Consider potential Roth conversions. If 2020 was a low-income year, it may be a good time to convert some pre-tax IRA savings into a Roth at relatively low tax rates. With RMDs waived, there is an opportunity to convert what would have been an RMD to a Roth, shielding those funds from future taxation, possibly at higher rates.
Regular gifting can help reduce potential estate taxes. The IRS allows up to $15,000 to be given annually to any one recipient. Couples can effectively give $30,000. Gifts within these limits do not reduce your gift and estate tax exemption.
For some investors, funding an irrevocable trust to use part of the estate tax exemption could be an important planning tool. As a reminder, the lifetime gift/estate tax exclusion for 2020 is now $11.58 million, or potentially $23.16 million for a couple. The IRS has indicated that individuals who take advantage of the increased exclusion will not be adversely impacted (no “clawbacks”) if the exclusion is reduced or when the current law sunsets on January 1, 2026.
Review capital gains and investment income for the year. During the market decline in March and April, we sold many stocks that dropped in price and replaced them with similar stocks to maintain investment positions. Because of this tax-loss harvesting, we may be able to complete any needed year-end rebalancing of equity positions without significant increases in capital gains over 2019. Regardless, it may make sense to realize gains this year at what could turn out to be historically low tax rates.

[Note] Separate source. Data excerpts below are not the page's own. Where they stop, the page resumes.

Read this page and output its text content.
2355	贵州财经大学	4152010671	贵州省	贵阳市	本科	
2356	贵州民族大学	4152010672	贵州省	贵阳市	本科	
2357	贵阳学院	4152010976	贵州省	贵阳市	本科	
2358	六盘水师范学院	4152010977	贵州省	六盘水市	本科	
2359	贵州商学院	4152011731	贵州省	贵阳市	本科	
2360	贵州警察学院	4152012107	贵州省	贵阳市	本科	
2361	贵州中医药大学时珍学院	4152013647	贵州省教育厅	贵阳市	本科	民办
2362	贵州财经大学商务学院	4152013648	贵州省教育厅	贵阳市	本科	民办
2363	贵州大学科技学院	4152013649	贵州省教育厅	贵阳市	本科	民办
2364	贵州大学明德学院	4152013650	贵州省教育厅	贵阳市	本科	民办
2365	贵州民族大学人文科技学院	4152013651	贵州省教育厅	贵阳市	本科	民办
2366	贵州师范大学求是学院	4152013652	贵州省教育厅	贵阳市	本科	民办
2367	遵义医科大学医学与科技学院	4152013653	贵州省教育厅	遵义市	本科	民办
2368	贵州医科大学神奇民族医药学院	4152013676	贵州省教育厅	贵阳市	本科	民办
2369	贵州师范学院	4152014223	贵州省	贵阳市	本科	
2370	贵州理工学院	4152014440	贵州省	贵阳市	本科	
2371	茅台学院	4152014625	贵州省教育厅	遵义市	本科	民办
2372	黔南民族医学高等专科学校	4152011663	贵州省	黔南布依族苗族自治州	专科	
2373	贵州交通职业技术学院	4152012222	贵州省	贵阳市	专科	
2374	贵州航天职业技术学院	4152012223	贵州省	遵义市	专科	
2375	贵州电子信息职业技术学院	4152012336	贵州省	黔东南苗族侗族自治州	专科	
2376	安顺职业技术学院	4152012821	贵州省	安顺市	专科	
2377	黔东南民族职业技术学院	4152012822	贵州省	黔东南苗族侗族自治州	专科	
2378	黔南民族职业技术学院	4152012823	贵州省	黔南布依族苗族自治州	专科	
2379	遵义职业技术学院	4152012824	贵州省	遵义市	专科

Distribute trust income. Since higher tax brackets are reached more quickly for trusts, it often makes sense to distribute interest and dividends earned to beneficiaries who may be in lower tax brackets.
As always, it’s a good idea to consult your tax and estate planning advisors. We are reviewing client portfolios for year-end planning opportunities, but please let us know if you have any particular questions or concerns.
Best wishes for a peaceful and safe holiday season.